Cumhurbaşkanı Recep Tayyip Erdoğan, Burdur’da toplu açılış töreninde yaptığı konuşmada Zaman gazetesine kayyum atanmasıyla ilgili olarak, “Bunlar sahtekar, bunlar cambaz. İşte buyrun bak çıkıyor bütün hileler ortaya. Yok neymiş, basın hürriyetiymiş. Düşünebiliyor musunuz gazeteleri var, suç üstü yakalanıyorlar. Emniyet görevlileri oraya girecek, toplamışlar oraya başı açık, başı örtülü tüm kardeşlerimizi, orada polisin önüne onlarla bariyer oluşturuyorlar. O başörtülü kardeşlerimizi bunlar var ya güneydoğuda PKK’lılarla da sırt sırta seçimlerde bir araya getirdiler” dedi.
Cumhurbaşkanı Erdoğan, “Gazetelerin önüne geldiler, girdi oraya emniyet. İçeride ne makine kalmış ne bilgisayar. Hepsini götürmüşler. Niye, devletin bütün kurumlarına sızmışlar. Ne yaparsanız yapın kaçamayacaksınız. Ne dedim, bunların inine gireceğiz. Girdik mi, girmeye devam ediyor muyuz?” dedi.
Erdoğan, “Anayasa Mahkemesi bu ülkede devletin ve milletin hakları, menfaatleri, çıkarları konusunda en fazla hassas olması gereken kurumların başında geliyor. Ama bu kurum, üstelik de Başkanının da içinde yer aldığı bir kısım üyeleri eliyle son dönemde Türkiye’ye yönelik en büyük saldırılardan birinin somut örneği olan bir konuda ülkesinin ve milletinin aleyhine karar almaktan çekinmemiştir” diye konuştu.
“O makamda olana dürüstlük yaraşır”
Erdoğan, Anayasa Mahkemesinin Dündar ve Gül hakkındaki ihlal kararıyla ilgili olarak da şu ifadeleri kullandı:
“Sayın Başkan bana daha önceleri bizzat kendisi söylemiştir, ‘gerekçeyi hazırlamadan asla karar açıklamayız’ diye. Ama ne yazık ki şimdi ben bu olayı yaşayınca gerçekten çok üzüldüm ve buradan söylüyorum, çok kırgınım. Niye, o makamda olana dürüstlük yaraşır da onun için. Bana bunu söylediler. Çünkü önceki başkanı gerekçe hazırlanmadan alelacele açıklanan kararlarda eleştiren bu arkadaşımız, bu defa alelacele böyle bir kararı açıklama konumuna gelmiştir.”

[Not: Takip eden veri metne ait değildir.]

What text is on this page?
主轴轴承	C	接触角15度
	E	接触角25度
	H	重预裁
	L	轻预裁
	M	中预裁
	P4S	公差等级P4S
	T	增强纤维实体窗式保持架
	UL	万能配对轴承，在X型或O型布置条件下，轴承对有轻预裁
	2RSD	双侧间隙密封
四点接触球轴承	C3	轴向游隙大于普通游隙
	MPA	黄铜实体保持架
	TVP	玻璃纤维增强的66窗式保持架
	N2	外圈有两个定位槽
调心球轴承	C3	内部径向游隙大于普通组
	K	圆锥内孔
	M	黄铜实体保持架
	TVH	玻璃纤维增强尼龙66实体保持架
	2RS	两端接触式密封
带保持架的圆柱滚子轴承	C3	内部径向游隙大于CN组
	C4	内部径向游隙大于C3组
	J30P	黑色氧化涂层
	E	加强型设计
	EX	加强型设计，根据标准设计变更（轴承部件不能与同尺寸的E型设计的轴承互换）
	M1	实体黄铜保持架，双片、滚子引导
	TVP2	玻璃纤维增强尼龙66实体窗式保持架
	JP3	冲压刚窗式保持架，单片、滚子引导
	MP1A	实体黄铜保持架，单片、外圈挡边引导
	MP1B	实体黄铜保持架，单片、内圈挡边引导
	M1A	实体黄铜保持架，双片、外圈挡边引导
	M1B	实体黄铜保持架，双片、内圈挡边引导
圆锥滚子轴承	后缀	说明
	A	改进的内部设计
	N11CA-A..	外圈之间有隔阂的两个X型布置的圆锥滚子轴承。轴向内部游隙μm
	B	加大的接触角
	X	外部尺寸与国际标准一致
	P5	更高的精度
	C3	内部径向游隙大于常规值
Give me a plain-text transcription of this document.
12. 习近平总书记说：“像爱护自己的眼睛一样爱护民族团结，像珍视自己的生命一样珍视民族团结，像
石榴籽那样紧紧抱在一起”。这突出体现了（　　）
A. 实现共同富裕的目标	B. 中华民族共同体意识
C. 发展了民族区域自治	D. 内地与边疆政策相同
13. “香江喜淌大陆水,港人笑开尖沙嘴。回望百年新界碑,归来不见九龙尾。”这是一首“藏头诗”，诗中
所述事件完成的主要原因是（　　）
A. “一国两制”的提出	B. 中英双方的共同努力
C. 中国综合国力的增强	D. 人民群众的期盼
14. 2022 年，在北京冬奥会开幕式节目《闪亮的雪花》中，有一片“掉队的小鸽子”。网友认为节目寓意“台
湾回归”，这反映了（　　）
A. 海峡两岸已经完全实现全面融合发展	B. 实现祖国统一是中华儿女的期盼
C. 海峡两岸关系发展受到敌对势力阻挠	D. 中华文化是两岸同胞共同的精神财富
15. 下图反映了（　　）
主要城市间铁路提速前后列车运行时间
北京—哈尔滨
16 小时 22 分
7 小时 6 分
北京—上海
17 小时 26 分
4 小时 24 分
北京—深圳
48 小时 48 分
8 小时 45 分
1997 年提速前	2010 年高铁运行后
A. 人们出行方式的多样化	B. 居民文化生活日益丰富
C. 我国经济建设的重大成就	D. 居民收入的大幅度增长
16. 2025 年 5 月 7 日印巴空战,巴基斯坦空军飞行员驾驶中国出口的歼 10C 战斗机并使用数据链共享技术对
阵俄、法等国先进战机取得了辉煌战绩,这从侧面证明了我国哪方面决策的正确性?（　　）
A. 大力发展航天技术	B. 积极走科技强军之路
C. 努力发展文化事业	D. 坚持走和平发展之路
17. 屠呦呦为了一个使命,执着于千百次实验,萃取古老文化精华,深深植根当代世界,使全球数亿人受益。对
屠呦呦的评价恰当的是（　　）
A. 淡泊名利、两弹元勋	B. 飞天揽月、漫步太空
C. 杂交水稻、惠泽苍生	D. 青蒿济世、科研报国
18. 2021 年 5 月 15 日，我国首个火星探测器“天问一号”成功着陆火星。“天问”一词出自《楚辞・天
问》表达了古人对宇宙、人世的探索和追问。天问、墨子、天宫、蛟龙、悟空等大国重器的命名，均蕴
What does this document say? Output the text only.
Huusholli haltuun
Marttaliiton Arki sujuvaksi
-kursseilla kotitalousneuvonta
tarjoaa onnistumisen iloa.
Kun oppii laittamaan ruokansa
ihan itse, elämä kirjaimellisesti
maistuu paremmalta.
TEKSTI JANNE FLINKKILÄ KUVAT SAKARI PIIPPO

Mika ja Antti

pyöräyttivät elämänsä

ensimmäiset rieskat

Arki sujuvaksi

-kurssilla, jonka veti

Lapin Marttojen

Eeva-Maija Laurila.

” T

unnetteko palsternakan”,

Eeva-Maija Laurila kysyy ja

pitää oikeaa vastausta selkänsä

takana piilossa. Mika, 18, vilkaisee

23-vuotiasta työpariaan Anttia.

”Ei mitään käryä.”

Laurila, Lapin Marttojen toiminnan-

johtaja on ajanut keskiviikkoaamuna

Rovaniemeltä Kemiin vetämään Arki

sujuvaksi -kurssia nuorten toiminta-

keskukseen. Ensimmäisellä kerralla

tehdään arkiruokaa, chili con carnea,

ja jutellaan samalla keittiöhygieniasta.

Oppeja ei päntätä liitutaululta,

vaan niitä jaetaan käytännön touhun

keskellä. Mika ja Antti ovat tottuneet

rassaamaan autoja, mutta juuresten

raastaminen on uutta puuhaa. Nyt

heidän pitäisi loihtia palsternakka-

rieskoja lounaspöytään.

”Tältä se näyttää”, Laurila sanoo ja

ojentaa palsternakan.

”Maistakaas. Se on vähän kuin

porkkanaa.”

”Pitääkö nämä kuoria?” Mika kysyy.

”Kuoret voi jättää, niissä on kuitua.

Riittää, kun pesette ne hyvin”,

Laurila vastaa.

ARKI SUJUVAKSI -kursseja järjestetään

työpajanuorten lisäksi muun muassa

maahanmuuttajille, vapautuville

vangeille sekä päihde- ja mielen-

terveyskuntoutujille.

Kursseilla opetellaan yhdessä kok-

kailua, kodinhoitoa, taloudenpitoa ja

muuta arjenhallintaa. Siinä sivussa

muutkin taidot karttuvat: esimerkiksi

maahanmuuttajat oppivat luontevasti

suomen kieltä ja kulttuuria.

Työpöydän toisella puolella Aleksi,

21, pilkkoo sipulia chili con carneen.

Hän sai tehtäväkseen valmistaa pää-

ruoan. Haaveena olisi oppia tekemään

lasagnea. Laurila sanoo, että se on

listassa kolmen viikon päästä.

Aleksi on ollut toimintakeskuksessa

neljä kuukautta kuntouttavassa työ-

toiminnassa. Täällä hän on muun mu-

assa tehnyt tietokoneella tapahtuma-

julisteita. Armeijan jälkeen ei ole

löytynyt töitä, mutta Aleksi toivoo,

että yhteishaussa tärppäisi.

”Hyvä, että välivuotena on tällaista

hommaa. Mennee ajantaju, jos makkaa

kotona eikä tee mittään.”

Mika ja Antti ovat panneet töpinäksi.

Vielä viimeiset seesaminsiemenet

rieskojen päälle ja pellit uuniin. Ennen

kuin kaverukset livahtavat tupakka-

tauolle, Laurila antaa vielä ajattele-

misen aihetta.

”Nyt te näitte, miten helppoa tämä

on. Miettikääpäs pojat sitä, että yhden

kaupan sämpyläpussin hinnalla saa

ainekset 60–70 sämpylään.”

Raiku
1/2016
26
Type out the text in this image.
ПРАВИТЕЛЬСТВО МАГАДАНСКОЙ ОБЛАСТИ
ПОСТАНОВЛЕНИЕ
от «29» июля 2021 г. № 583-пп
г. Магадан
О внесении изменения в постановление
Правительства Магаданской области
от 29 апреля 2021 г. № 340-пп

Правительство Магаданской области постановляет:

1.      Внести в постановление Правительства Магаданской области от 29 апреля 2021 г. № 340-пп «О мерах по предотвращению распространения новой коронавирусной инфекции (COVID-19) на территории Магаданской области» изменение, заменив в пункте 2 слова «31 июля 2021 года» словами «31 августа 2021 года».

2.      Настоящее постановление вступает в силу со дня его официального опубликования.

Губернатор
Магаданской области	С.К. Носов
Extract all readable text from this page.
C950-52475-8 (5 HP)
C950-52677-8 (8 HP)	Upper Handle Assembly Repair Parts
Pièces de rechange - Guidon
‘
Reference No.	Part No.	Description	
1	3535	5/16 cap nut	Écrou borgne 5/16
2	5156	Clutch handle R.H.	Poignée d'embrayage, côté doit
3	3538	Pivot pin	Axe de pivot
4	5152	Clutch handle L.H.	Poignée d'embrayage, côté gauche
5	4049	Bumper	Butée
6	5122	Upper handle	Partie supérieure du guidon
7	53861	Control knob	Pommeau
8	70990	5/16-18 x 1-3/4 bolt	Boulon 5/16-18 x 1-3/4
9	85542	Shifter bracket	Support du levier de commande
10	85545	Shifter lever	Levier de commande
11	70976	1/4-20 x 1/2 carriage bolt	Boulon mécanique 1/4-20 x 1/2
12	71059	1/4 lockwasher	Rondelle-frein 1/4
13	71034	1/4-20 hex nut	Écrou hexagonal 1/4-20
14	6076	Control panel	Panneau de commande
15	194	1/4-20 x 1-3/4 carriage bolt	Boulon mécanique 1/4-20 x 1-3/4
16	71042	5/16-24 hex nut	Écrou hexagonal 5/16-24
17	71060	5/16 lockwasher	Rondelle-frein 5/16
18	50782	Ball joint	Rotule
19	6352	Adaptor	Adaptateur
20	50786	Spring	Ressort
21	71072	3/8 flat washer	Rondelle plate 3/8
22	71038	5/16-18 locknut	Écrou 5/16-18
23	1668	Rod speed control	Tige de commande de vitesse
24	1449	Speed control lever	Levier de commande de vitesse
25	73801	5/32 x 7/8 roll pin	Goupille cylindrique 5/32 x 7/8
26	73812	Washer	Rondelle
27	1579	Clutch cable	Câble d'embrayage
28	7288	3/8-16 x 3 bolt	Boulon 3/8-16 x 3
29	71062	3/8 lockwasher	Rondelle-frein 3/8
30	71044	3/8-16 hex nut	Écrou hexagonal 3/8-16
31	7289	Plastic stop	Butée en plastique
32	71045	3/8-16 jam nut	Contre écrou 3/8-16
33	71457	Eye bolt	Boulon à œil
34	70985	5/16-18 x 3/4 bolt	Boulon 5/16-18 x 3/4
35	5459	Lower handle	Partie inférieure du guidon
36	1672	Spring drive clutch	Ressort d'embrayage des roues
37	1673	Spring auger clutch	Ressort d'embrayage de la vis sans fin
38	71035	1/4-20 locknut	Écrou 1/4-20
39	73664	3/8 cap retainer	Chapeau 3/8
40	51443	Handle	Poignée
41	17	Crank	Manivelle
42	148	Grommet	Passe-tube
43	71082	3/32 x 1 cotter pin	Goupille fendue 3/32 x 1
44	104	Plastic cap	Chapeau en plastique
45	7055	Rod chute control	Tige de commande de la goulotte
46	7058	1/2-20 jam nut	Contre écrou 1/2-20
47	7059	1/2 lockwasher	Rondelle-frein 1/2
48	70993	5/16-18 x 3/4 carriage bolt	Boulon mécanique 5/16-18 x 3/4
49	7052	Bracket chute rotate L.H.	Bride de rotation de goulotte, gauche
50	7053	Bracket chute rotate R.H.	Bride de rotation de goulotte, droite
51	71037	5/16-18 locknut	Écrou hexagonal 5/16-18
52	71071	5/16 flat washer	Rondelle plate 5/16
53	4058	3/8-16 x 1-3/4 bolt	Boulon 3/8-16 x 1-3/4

“İlk derece mahkeme ne demiş, casusluktan bunu tutuklamış. Siz ne diyorsunuz; ‘hayır burada böyle bir şey yok.’ Oraya iade ediyorsunuz. Fakat daha önce casusluktan tutuklanmayı isteyen mahkemenin de verdiği kararı anlamıyorum. Halbuki ilk derece mahkeme de kararında direnebilirdi. Diren bakalım. O zaman Anayasa Mahkemesi ne yapacak, bir de onu görelim. Bence o verdiği kararda direnmiş olsaydı inanıyorum ki dengeler çok daha farklı gelişecekti.”